At the original hearing a standard deal was struck: she keeps all of the house, I keep all of my pension, and I pay alimony ($150. per week, almost 25% of my take-home pay). My lawyer was to construct the final document for her signature. She balked at some of the language in the final agreement, got pissed actually, because it stated that if she married another man 'or woman' then the alimony would cease. She went ballistic at the mention of 'another woman' because she thought she was being accused of being a lesbian. I tried to explain to her that it only reflected the new boilerplate required in Massachusetts since gay marriage here is now legal but she was not mollified.

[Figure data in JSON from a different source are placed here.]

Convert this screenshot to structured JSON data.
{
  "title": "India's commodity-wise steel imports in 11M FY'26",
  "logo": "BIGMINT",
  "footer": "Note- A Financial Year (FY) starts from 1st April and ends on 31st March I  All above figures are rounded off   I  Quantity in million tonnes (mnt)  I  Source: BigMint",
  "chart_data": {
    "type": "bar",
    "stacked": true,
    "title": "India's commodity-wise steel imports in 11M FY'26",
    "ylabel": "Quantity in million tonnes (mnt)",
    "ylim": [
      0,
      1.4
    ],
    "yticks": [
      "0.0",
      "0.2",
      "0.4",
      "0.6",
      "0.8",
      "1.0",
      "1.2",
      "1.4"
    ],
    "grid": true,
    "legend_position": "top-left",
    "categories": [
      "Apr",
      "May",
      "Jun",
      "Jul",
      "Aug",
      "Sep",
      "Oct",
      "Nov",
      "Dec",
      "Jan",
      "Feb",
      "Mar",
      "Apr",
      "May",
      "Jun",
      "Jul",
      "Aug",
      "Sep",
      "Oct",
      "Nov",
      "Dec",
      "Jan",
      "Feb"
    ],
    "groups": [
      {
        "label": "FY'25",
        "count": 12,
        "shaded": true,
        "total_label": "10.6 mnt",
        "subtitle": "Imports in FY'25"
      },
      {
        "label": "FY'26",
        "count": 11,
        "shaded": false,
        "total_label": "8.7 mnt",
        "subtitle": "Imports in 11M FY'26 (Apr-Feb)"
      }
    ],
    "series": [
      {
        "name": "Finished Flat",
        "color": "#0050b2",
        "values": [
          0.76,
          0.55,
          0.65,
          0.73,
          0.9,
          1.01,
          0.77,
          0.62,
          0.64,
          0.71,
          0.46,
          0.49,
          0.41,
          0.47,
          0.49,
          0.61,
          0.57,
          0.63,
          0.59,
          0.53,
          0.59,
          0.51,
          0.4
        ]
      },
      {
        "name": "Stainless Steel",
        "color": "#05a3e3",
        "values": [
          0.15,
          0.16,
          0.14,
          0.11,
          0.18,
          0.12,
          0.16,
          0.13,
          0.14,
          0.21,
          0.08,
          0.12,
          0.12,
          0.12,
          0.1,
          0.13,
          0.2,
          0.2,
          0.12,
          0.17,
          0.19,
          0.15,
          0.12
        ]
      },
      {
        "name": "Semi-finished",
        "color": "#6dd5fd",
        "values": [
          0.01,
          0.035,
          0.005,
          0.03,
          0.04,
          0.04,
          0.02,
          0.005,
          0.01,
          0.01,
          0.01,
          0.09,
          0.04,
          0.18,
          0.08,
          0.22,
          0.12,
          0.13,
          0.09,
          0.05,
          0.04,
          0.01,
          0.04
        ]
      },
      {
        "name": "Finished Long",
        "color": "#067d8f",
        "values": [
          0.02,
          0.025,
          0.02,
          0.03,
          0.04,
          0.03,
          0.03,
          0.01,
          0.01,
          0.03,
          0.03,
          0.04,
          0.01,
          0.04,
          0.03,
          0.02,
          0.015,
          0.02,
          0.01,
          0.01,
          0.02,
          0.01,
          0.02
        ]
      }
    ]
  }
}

They now demanded the alimony be doubled to $300. Well, that was unacceptable. I simply was unable to pay that much so I refused, and that forced a trial which greatly increased my legal bills (while she was getting free legal counsel). The judge also warned ominously that she felt the new alimony demand was reasonable and that I might be wasting my time and money going to trial. At the trial I made the case that the marriage s****d and was basically over after only 5 years. I also was able to convince the court I was unable to pay $300. per week due to my own cost of living which includes very large credit card debt caused by the marriage.

After hearing the full details from my side the judge gave me a partial break: alimony was increased to "only" $200. per week instead of $300. and I would only have to keep her on my current job-provided health plan and NOT have to continue supplying health coverage for her once that plan is lost.

As earlier agreed to she gets all of the house and I keep all of my pension. Left unexplained are two points: 1) why should she have any claim on my pension in the first place since I did all the work and she did not, in ANY way, help me do that work nor did she "give up" anything so that I could do that work, and 2) how the hell am I supposed to continue paying alimony after I retire if: a) all of my pension is mine and b) all of my money comes from my pension every month (which will be the case)? If I must continue paying alimony after retirement then those payments must come from my pension checks since I am left with only debts and no savings. Go figure.

That is pretty much my whole story. The judge as much as admitted that if "I" did not help support my ex-wife then the state would wind up helping to support her since she is, technically, disabled due to poor health. Now, I don't want to sound insensitive, but once I was divorced from her, and once all debts between us were settled, what the hell is the argument for ordering me to contribute to her support indefinitely? I mean, they might as well pick some poor schmuck out of the phone book at random, select some poor needy woman off the welfare rolls at random, and order the man to start sending her checks.

IMHO, my case is a clear violation of............................

13th. Amendment to the U.S. Constitution:

Section 1. Neither slavery nor involuntary servitude, except as a
punishment for crime whereof the party shall have been duly convicted,
shall exist within the United States, or any place subject to their
jurisdiction.

Section 2. Congress shall have power to enforce this article by
appropriate legislation.

Sorry this ran so long but it felt good to pour it all out.